Four years after the fall of Baghdad to American forces, current pictures from Iraq show us a culture seething with tribal rivalries and violence that was once kept in check by the even greater violence of a regime headed by Saddam Hussein.
The sectarian violence between Sunnis and Shiites has created a river of blood that reaches back to the first century of Islam. The tribal violence never ceased as it transformed into conflicts among the successor states of the Ottoman Empire created by the British-French agreement following World War I.
It is the West’s loss of confidence in itself and its contribution to the making of the modern world—its ideals enshrined in the United Nations Charter—that raise blinders to seeing things for what they are in the Middle East, and speaking about them plainly without insulting the memory or experience of victims of that region’s political culture.
In observing the Middle East now for some time, I am reminded of what Umar ibn al-Khattab, the prophet’s companion and second caliph, said about his people. Umar remarked, as it is recorded, “The Arabians are truly an unruly camel and, by God, I am he who can keep them on the right path.”
Saddam Hussein and his like, who ruled the Arab-Muslim world with undisguised cruelty, imagined they had the warrant of Umar to tear apart limbs of men, make women widows and children orphans in order to perpetuate their rule indefinitely through their clans.
As I write, Darfur burns and the Arab-Muslim rulers shrug their shoulders dismissively for this is the way of their world.
Terrorists are the cruel progeny of the Arab-Muslim rulers, and their excesses in savagery recorded daily in Baghdad and elsewhere are lessons they learned in societies run by these rulers.
But people in Egypt, Darfur, Syria, Iran and much of the Arab-Muslim world want to escape from their rulers.
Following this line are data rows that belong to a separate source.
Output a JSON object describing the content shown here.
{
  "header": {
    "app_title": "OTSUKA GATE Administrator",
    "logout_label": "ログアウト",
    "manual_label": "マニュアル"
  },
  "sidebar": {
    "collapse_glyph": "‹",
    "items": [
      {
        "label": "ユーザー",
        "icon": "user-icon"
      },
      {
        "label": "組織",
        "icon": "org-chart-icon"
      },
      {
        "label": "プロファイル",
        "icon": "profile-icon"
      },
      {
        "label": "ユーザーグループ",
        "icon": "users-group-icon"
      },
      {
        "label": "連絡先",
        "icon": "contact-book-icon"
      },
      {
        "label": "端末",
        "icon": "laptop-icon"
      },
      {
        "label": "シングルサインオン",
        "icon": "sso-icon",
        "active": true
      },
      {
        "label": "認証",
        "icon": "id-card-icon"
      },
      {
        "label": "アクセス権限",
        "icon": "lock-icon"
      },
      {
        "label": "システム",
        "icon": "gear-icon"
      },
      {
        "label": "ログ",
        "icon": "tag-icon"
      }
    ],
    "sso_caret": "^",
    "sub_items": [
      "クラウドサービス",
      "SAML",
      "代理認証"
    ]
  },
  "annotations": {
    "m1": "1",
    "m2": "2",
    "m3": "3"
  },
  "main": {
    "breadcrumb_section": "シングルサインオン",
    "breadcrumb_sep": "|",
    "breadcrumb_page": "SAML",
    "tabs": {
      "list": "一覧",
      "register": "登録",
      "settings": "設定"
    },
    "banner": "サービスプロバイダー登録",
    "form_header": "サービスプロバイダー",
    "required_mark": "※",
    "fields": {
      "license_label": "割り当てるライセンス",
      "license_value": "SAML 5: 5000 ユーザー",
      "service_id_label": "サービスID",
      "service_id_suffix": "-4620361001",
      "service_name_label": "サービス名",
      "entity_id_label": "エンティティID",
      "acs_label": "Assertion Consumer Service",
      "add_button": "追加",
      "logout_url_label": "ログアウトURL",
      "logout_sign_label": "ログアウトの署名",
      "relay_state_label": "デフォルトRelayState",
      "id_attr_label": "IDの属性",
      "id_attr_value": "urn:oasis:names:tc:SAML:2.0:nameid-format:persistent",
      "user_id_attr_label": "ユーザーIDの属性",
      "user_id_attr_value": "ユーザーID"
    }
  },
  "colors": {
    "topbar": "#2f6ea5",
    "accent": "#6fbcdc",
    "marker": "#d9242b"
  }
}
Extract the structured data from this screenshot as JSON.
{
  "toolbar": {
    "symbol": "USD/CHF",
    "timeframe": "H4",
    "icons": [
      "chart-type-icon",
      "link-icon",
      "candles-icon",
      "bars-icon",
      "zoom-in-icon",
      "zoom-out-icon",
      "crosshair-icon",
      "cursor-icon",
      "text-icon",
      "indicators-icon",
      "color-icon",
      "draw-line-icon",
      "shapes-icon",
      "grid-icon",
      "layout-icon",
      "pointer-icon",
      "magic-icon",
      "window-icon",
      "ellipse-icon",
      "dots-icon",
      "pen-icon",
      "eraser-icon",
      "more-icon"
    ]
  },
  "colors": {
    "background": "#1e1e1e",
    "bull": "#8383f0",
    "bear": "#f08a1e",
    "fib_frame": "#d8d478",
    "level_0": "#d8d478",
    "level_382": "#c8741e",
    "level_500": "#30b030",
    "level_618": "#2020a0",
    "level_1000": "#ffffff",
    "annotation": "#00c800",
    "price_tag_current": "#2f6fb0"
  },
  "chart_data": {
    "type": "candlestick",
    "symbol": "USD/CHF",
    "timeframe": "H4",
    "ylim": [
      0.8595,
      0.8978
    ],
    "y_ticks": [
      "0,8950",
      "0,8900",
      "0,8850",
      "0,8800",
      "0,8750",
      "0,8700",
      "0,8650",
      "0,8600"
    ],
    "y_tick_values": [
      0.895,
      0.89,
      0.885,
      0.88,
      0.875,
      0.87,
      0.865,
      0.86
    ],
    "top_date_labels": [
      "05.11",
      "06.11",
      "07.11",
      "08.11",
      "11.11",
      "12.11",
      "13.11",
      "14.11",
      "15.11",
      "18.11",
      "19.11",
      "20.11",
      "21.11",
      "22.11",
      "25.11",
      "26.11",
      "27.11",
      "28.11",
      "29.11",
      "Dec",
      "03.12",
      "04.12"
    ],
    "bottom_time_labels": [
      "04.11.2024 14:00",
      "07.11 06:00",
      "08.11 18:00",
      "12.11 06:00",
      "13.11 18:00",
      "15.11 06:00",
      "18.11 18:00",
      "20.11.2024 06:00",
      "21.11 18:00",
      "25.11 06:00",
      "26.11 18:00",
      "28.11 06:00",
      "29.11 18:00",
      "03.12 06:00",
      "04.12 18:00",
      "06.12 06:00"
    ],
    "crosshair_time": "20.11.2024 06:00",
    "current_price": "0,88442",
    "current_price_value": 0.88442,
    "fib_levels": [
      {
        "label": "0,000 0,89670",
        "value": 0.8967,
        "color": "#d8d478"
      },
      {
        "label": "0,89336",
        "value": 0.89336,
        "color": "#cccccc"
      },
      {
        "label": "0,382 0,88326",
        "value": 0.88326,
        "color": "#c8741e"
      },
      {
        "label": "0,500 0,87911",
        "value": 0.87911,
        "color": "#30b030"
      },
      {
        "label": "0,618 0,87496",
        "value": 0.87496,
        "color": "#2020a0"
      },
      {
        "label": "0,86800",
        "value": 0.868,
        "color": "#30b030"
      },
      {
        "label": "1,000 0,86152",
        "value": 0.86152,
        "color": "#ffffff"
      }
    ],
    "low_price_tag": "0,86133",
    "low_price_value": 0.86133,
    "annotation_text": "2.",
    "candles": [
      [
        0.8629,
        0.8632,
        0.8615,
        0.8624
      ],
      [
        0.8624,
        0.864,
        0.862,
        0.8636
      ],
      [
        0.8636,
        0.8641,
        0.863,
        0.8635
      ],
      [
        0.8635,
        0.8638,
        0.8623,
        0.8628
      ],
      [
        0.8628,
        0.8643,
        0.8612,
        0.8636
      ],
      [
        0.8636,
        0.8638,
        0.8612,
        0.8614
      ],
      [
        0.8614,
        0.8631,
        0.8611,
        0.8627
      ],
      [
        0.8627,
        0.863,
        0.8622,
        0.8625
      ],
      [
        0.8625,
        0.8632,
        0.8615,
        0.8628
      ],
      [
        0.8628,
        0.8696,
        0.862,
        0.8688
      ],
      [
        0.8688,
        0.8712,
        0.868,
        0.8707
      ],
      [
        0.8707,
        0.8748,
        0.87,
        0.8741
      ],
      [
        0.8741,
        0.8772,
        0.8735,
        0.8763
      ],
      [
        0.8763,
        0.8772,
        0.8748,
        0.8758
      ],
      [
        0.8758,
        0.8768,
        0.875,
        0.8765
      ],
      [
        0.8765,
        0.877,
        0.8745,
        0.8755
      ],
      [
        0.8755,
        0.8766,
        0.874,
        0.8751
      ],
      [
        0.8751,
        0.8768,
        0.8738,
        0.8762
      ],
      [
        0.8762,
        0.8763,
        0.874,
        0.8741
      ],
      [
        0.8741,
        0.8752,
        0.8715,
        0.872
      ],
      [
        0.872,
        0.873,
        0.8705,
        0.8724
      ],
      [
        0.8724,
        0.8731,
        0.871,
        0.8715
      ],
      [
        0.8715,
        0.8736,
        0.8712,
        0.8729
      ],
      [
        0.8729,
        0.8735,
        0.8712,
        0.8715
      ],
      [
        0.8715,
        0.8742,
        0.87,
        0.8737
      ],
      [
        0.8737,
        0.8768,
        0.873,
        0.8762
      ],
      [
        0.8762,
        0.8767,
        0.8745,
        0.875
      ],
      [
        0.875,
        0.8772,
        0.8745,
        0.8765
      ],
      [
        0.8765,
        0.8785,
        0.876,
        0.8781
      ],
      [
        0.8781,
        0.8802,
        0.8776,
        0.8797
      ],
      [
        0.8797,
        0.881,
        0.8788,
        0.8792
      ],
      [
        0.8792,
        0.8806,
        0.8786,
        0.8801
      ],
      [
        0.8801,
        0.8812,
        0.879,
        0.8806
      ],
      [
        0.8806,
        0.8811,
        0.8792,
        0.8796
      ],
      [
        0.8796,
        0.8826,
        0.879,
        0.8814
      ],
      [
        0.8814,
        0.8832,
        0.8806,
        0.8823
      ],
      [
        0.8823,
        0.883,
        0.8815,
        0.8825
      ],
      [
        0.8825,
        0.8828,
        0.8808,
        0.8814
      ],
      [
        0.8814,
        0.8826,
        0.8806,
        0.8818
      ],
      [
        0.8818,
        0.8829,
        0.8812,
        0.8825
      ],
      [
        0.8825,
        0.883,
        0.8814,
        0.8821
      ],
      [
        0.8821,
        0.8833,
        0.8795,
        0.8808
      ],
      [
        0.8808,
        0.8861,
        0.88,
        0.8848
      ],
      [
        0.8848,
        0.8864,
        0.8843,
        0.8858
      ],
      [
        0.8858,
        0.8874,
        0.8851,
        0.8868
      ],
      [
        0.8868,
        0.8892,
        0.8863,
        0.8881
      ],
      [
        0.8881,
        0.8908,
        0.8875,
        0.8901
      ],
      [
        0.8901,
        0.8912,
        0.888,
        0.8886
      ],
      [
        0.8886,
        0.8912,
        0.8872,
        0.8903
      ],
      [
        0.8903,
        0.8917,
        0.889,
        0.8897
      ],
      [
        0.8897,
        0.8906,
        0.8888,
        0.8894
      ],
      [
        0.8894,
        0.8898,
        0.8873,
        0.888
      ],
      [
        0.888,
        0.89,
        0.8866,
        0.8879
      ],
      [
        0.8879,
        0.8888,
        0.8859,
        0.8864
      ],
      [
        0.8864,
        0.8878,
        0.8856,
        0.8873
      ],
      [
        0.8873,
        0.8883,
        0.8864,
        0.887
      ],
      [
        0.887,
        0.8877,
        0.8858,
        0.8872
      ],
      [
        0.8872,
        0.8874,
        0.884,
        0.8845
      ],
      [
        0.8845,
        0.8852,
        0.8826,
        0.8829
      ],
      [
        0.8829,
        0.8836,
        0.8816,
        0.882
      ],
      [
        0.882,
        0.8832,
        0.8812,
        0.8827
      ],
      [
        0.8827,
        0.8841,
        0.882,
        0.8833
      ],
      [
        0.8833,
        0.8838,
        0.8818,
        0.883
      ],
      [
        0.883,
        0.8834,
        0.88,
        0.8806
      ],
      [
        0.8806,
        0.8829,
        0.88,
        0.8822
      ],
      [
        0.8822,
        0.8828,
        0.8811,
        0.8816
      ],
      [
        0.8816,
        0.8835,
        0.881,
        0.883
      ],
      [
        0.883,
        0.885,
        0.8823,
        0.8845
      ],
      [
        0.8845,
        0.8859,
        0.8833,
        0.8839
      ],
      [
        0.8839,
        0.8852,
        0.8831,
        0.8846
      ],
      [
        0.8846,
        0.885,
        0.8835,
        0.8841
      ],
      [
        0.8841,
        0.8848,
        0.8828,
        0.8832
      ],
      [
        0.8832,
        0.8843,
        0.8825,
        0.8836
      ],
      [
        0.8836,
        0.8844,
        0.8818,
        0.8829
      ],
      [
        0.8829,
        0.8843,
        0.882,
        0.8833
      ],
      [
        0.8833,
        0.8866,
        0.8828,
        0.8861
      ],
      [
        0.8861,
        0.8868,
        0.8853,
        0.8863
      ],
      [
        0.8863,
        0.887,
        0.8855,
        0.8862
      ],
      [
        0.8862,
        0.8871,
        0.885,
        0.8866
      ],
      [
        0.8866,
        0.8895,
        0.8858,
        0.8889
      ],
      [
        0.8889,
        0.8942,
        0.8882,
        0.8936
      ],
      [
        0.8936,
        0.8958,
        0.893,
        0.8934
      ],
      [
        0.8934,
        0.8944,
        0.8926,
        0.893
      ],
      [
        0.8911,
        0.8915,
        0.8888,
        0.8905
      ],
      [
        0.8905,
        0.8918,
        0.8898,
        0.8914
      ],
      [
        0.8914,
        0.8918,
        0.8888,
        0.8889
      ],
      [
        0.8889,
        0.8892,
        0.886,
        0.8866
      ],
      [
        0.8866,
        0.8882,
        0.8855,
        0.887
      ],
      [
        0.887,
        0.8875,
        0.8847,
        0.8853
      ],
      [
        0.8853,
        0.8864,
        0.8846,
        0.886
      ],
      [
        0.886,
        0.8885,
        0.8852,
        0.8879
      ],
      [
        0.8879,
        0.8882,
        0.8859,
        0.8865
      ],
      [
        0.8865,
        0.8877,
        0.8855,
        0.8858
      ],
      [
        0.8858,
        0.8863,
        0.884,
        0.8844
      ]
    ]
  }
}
They dream of the possibilities inherent in freedom.
Four years ago, Americans and their coalition-partners brought freedom for Iraqis. Historians in the future, not contemporaries with their blinkered views and partisan politics, will assess how much of that freedom was sold short by mistakes made by the liberators of Iraq.
Four years later much of Iraq, except for Baghdad and its neighbourhood, has been slowly progressing to acquire the culture of freedom where it never existed.
Kurds were denied by the British to have a state of their own while being mercilessly abused by Saddam Hussein, yet they have turned the page on their past to build a society with much promise of civility and basic decency.
Similarly, Iraqi Shiites—haltingly and without any precedent of self-rule to guide them into the future—have been making gains even as terrorists without any reprise batter them daily.
In these four years we have also seen a people, deeply troubled and abused, defiantly defend their newly won freedom.
Violence failed to intimidate Iraqis as they ratified their constitution and elected their government, nor did the recent bombing of the parliament stop the elected members reconvening to discharge their responsibilities.
These four years have shown, lest we forget, how fragile and difficult is the birth of freedom anywhere. These years have also shown how irresolute and unmindful of history are an increasing number of people in the West taking their own freedom for granted.